Brian Witt | NBC SPORTS
Nick Friedell currently covers the Warriors for ESPN, but previously, the Minnesota Timberwolves were his assignment. As such, he has a strong opinion about the recently completed trade between the two organizations that had Andrew Wiggins and D’Angelo Russell trading uniforms.
“No,” Friedell answered when asked if Minnesota’s new pairing of Russell and Karl-Anthony Towns would turn the franchise around on Tuesday’s episode of “The Jump.” “I am all the way out on the Timberwolves. I don’t believe that Karl-Anthony Towns is mature enough as a leader to be the face of a team that can contend and grow. I think that D’Angelo Russell was really solid in my dealings with him in Golden State, but there’s a reason why the Warriors traded him. They did not believe that he was a core piece of a possible title contender.”
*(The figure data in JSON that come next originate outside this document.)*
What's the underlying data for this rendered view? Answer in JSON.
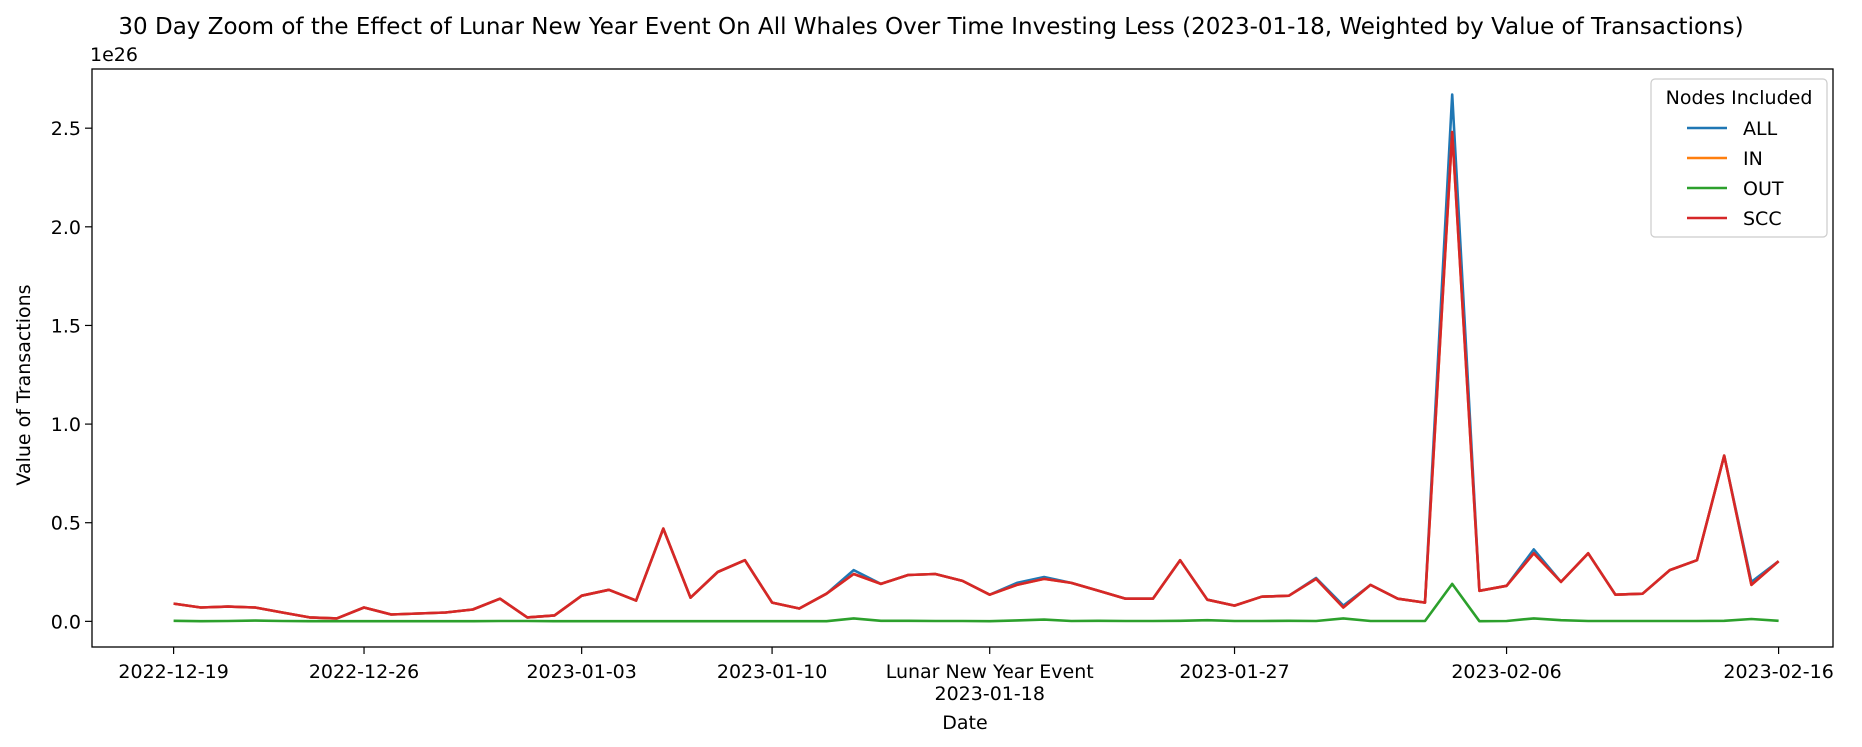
{
  "chart_data": {
    "type": "line",
    "title": "30 Day Zoom of the Effect of Lunar New Year Event On All Whales Over Time Investing Less (2023-01-18, Weighted by Value of Transactions)",
    "xlabel": "Date",
    "ylabel": "Value of Transactions",
    "y_scale_label": "1e26",
    "y_unit_multiplier": 1e+26,
    "ylim": [
      -0.13,
      2.8
    ],
    "xlim": [
      "2022-12-16",
      "2023-02-18"
    ],
    "x_ticks": [
      {
        "date": "2022-12-19",
        "label": "2022-12-19"
      },
      {
        "date": "2022-12-26",
        "label": "2022-12-26"
      },
      {
        "date": "2023-01-03",
        "label": "2023-01-03"
      },
      {
        "date": "2023-01-10",
        "label": "2023-01-10"
      },
      {
        "date": "2023-01-18",
        "label": "2023-01-18",
        "extra_label": "Lunar New Year Event"
      },
      {
        "date": "2023-01-27",
        "label": "2023-01-27"
      },
      {
        "date": "2023-02-06",
        "label": "2023-02-06"
      },
      {
        "date": "2023-02-16",
        "label": "2023-02-16"
      }
    ],
    "y_ticks": [
      {
        "value": 0.0,
        "label": "0.0"
      },
      {
        "value": 0.5,
        "label": "0.5"
      },
      {
        "value": 1.0,
        "label": "1.0"
      },
      {
        "value": 1.5,
        "label": "1.5"
      },
      {
        "value": 2.0,
        "label": "2.0"
      },
      {
        "value": 2.5,
        "label": "2.5"
      }
    ],
    "legend": {
      "title": "Nodes Included",
      "placement": "top-right"
    },
    "x": [
      "2022-12-19",
      "2022-12-20",
      "2022-12-21",
      "2022-12-22",
      "2022-12-23",
      "2022-12-24",
      "2022-12-25",
      "2022-12-26",
      "2022-12-27",
      "2022-12-28",
      "2022-12-29",
      "2022-12-30",
      "2022-12-31",
      "2023-01-01",
      "2023-01-02",
      "2023-01-03",
      "2023-01-04",
      "2023-01-05",
      "2023-01-06",
      "2023-01-07",
      "2023-01-08",
      "2023-01-09",
      "2023-01-10",
      "2023-01-11",
      "2023-01-12",
      "2023-01-13",
      "2023-01-14",
      "2023-01-15",
      "2023-01-16",
      "2023-01-17",
      "2023-01-18",
      "2023-01-19",
      "2023-01-20",
      "2023-01-21",
      "2023-01-22",
      "2023-01-23",
      "2023-01-24",
      "2023-01-25",
      "2023-01-26",
      "2023-01-27",
      "2023-01-28",
      "2023-01-29",
      "2023-01-30",
      "2023-01-31",
      "2023-02-01",
      "2023-02-02",
      "2023-02-03",
      "2023-02-04",
      "2023-02-05",
      "2023-02-06",
      "2023-02-07",
      "2023-02-08",
      "2023-02-09",
      "2023-02-10",
      "2023-02-11",
      "2023-02-12",
      "2023-02-13",
      "2023-02-14",
      "2023-02-15",
      "2023-02-16"
    ],
    "series": [
      {
        "name": "ALL",
        "color": "#1f77b4",
        "values": [
          0.09,
          0.07,
          0.075,
          0.07,
          0.045,
          0.02,
          0.015,
          0.07,
          0.035,
          0.04,
          0.045,
          0.06,
          0.115,
          0.02,
          0.03,
          0.13,
          0.16,
          0.105,
          0.47,
          0.12,
          0.25,
          0.31,
          0.095,
          0.065,
          0.14,
          0.26,
          0.19,
          0.235,
          0.24,
          0.205,
          0.135,
          0.195,
          0.225,
          0.195,
          0.155,
          0.115,
          0.115,
          0.31,
          0.11,
          0.08,
          0.125,
          0.13,
          0.22,
          0.08,
          0.185,
          0.115,
          0.095,
          2.67,
          0.155,
          0.18,
          0.365,
          0.2,
          0.345,
          0.135,
          0.14,
          0.26,
          0.31,
          0.84,
          0.2,
          0.305
        ]
      },
      {
        "name": "IN",
        "color": "#ff7f0e",
        "values": [
          0.09,
          0.07,
          0.075,
          0.07,
          0.045,
          0.02,
          0.015,
          0.07,
          0.035,
          0.04,
          0.045,
          0.06,
          0.115,
          0.02,
          0.03,
          0.13,
          0.16,
          0.105,
          0.47,
          0.12,
          0.25,
          0.31,
          0.095,
          0.065,
          0.14,
          0.24,
          0.19,
          0.235,
          0.24,
          0.205,
          0.135,
          0.185,
          0.215,
          0.195,
          0.155,
          0.115,
          0.115,
          0.31,
          0.11,
          0.08,
          0.125,
          0.13,
          0.215,
          0.07,
          0.185,
          0.115,
          0.095,
          2.48,
          0.155,
          0.18,
          0.345,
          0.2,
          0.345,
          0.135,
          0.14,
          0.26,
          0.31,
          0.84,
          0.185,
          0.305
        ]
      },
      {
        "name": "OUT",
        "color": "#2ca02c",
        "values": [
          0.003,
          0.001,
          0.002,
          0.004,
          0.002,
          0.001,
          0.001,
          0.001,
          0.001,
          0.001,
          0.001,
          0.001,
          0.002,
          0.002,
          0.001,
          0.001,
          0.001,
          0.001,
          0.001,
          0.001,
          0.001,
          0.001,
          0.001,
          0.001,
          0.001,
          0.015,
          0.003,
          0.003,
          0.002,
          0.002,
          0.001,
          0.005,
          0.009,
          0.002,
          0.003,
          0.002,
          0.002,
          0.003,
          0.006,
          0.002,
          0.002,
          0.003,
          0.002,
          0.015,
          0.002,
          0.002,
          0.002,
          0.19,
          0.001,
          0.002,
          0.015,
          0.006,
          0.002,
          0.002,
          0.002,
          0.002,
          0.002,
          0.003,
          0.012,
          0.003
        ]
      },
      {
        "name": "SCC",
        "color": "#d62728",
        "values": [
          0.09,
          0.07,
          0.075,
          0.07,
          0.045,
          0.02,
          0.015,
          0.07,
          0.035,
          0.04,
          0.045,
          0.06,
          0.115,
          0.02,
          0.03,
          0.13,
          0.16,
          0.105,
          0.47,
          0.12,
          0.25,
          0.31,
          0.095,
          0.065,
          0.14,
          0.24,
          0.19,
          0.235,
          0.24,
          0.205,
          0.135,
          0.185,
          0.215,
          0.195,
          0.155,
          0.115,
          0.115,
          0.31,
          0.11,
          0.08,
          0.125,
          0.13,
          0.215,
          0.07,
          0.185,
          0.115,
          0.095,
          2.48,
          0.155,
          0.18,
          0.345,
          0.2,
          0.345,
          0.135,
          0.14,
          0.26,
          0.31,
          0.84,
          0.185,
          0.305
        ]
      }
    ]
  }
}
After suggesting that Russell’s day-to-day attitude, not just his position, encouraged Golden State to get rid of him, Friedell returned to his criticism of Towns.
“The culture that has been created in Minnesota, especially in the last year or so with [coach] Ryan Saunders and [general manager] Gersson Rosas … everybody is afraid of upsetting Karl-Anthony Towns. Karl-Anthony Towns was anointed as ‘the guy’, he got a max deal … what has he won in the league? Everything has kind of flattened since they said, ‘You’re the man.'”
When David Fizdale suggested that it’s commonplace for NBA teams to cater to their star players, Friedell wasn’t buying that excuse.
“A lot of stars in the league have won,” he countered. “Towns has never won anything. He has always been the guy that everyone has said, ‘Oh, he can do it.’ But I think around the league, guys, the word is starting to come out that Towns has a ton of talent, and they’re going to rack up a ton of points, but is somebody going to make him play defense all the time? Is somebody going to bring out the mental toughness that you need night after night to be the person that leads the way?”
Earlier in the show, Fizdale posited that, since they’re best friends, Russell might be the one to constantly be in Towns’ ear. Well, when Russell heard Friedell’s comments, he came to his and his best friend’s defense.
In their first game as teammates in Minnesota, Russell and Towns combined for 45 of the Timberwolves’ 126 points, but they were also a combined minus-29 in an 11-point loss. Russell can call Friedell a clown all he wants, but that doesn’t prove the reporter wrong. In fact, it has the opposite effect.